Conversation Divided on Whether Prevailing Wage Helps or Hurts Missouri Workers

Feb 19, 2018

Some county commissioners and public officials say their communities face barriers to building schools, county courthouses, police stations and fire departments because of Missouri's prevailing wage law.

Supporters of prevailing wage say that eliminating it would mean lower pay for Missouri workers and fewer highly-skilled laborers working on public works projects.

Prevailing wage is the minimum amount of money workers on public works construction projects must be paid. The Division of Labor Standards conducts surveys that track the number of hours worked across the state by each job title for their different wage rate. The rate is supposed to reflect wages in individual counties.

Some state lawmakers are questioning whether prevailing wage is an efficient use of taxpayer dollars. Some county commissioners and public officials say they’ve had projects initially estimated at a specific cost, but after prevailing wage is factored in, the ultimate price increases. This can lead to scaling back on projects to save money.

Rep. Jeffery Justus, R-Branson, Rep. Warren Love, R-Osceola and Rep. Holly Rehder, R-Sikeston are among several lawmakers proposing legislation that would repeal prevailing wage laws. Nearly 20 such bills have been introduced this year. 

"Teachers painting the classroom because they can’t afford painting contractors. Why? Because of prevailing wage," Justus said. "The city of Branson building two new fire departments, new fire houses and a police station, estimating over 20 percent cost increase because of prevailing wage."

During a recent news conference, Gov. Eric Greitens was asked about his support of making changes to prevailing wage law. He said, "I think that it’s really important in the state of Missouri that we’re not penalizing county court houses, that we’re not penalizing schools, that we’re not penalizing institutions and forcing them to pay more than market rate for work they want to do."

David Klarich, a former Missouri senator and representative for the Mechanical Contractors Association of Eastern Missouri and Kansas City, opposes repealing prevailing wage. He said part of the problem with Missouri's law is that it’s not mandatory for contractors to report the wages they pay their workers. As a result, the figures used to set prevailing wages can be skewed.
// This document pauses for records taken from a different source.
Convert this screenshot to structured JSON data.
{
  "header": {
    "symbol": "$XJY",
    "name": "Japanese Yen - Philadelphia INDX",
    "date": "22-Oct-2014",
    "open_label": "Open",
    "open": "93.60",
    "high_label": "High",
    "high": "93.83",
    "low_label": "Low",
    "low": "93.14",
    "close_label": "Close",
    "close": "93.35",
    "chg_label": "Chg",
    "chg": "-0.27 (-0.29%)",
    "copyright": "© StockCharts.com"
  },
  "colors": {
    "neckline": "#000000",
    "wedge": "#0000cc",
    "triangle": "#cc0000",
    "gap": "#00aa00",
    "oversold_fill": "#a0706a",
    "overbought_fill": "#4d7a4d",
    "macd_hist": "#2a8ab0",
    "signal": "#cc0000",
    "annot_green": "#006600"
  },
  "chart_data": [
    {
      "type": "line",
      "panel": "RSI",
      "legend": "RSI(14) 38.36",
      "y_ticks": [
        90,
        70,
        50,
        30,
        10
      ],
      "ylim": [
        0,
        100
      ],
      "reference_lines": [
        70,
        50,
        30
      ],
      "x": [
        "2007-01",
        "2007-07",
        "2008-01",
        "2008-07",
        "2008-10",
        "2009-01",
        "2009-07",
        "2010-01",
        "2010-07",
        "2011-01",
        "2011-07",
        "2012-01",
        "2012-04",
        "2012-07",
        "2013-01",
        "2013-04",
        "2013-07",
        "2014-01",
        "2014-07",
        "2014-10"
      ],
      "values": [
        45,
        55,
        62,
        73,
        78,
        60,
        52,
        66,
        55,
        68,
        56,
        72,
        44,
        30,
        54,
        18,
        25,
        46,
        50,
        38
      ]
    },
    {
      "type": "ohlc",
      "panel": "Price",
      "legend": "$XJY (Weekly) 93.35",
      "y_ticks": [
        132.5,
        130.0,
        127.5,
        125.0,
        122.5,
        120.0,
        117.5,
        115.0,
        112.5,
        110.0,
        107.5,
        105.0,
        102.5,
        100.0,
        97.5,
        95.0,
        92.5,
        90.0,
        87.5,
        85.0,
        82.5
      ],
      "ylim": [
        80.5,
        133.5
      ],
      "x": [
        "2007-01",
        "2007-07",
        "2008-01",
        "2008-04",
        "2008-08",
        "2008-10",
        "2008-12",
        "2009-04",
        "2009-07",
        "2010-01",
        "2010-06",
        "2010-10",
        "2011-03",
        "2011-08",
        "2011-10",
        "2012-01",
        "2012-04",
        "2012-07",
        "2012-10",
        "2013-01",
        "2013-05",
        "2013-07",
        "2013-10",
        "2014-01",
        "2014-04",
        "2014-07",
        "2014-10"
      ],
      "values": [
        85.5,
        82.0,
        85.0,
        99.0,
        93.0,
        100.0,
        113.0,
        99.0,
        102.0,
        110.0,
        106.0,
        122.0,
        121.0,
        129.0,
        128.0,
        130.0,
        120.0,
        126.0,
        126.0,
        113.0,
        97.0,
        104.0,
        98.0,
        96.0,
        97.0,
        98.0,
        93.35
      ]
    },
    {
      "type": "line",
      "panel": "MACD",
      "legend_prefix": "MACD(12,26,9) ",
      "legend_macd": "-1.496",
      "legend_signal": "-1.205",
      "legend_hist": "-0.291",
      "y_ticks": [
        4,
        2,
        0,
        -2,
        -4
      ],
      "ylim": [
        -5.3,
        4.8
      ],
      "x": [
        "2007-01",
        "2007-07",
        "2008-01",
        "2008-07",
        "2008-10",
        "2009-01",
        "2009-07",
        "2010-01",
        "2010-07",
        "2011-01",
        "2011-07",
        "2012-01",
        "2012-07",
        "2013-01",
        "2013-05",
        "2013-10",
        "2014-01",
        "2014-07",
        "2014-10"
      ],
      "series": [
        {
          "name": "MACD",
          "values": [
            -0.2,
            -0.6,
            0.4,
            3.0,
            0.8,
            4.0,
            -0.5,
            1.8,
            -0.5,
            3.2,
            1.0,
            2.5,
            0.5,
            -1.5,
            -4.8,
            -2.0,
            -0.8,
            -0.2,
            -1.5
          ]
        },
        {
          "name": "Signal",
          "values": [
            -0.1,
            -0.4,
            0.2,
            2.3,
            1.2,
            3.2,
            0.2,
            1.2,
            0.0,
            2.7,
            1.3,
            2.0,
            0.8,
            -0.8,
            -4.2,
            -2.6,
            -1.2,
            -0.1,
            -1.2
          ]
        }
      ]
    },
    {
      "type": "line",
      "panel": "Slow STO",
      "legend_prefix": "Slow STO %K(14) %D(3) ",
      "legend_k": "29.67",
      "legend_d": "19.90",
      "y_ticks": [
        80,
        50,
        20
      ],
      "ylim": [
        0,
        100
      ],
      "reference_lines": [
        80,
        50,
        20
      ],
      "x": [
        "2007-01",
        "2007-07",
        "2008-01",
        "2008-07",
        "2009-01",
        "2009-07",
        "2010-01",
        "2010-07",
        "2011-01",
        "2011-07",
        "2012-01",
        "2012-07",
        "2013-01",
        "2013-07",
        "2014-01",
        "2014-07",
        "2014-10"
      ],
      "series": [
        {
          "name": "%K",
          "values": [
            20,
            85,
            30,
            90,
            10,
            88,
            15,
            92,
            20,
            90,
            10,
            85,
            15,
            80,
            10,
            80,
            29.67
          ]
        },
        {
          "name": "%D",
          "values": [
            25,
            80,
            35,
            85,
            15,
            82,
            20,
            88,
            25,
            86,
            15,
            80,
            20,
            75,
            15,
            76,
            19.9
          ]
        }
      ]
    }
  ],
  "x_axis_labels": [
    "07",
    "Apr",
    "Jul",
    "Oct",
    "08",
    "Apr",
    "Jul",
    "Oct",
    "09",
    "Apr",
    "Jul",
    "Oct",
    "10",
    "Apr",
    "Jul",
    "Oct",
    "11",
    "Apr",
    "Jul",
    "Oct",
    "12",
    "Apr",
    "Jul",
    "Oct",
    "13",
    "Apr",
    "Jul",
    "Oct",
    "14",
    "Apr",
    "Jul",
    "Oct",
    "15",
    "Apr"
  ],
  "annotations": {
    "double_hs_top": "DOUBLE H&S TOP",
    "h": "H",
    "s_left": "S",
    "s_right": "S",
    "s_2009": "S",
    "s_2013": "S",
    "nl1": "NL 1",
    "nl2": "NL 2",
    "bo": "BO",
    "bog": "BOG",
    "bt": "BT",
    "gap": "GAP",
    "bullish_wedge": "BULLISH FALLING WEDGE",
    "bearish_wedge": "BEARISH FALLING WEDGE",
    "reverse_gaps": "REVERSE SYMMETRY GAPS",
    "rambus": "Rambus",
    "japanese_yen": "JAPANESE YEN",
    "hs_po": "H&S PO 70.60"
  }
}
"If you don’t have to report your wages and counties, then people won’t report their wages and counties, and as a result, you don’t have a prevailing wage. You have an artificial wage," said Klarich.

The bill sponsors said that by repealing the law, the market would set the wage rate. Love said this will lead to more qualified and competitive bids for public works projects.
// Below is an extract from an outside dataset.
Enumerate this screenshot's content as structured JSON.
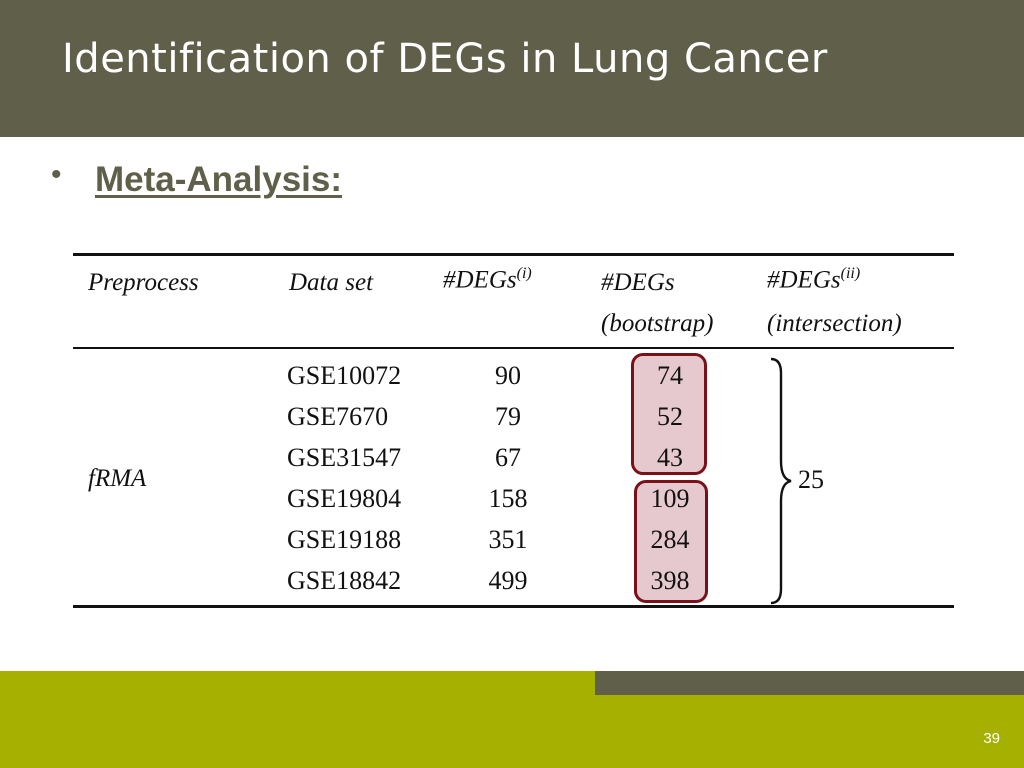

However, Jake Hummel, secretary-treasurer for Missouri American Federation of Labor and Congress of Industrial Organizations, said that if prevailing wage is repealed, it would lower wages across the state. With prevailing wage in place, Hummel said those workers are able to put the money they’re earning back into their communities.

Complex paperwork complicates reporting wages on public works projects, according to county commissioners and other public officials who testified at the Capitol in support of the proposed repeal. They said this oftentimes keeps contractors from taking prevailing wage jobs or, if they do take them, keeps them from reporting their wages to the government. 

Reps. Doug Beck, D-St. Louis and Mark Ellebracht, D-Liberty, countered the claims that the paperwork is arduous. Beck repeatedly said that the form to report wages is only one page. Ellebracht said his mother used to sit at their kitchen table at night to do the paperwork for their family business.

Klarich said a repeal could cause some contractors whose business model is built on doing public works projects to go out of business. He said getting rid of prevailing wage would cause businesses to not be able to pay employees adequately for their highly-skilled labor, and then they could lose those employees.

"So we’re cutting the labor market on one side. We’re cutting higher education on the other. Where do you get your trained workers?" asked Klarich.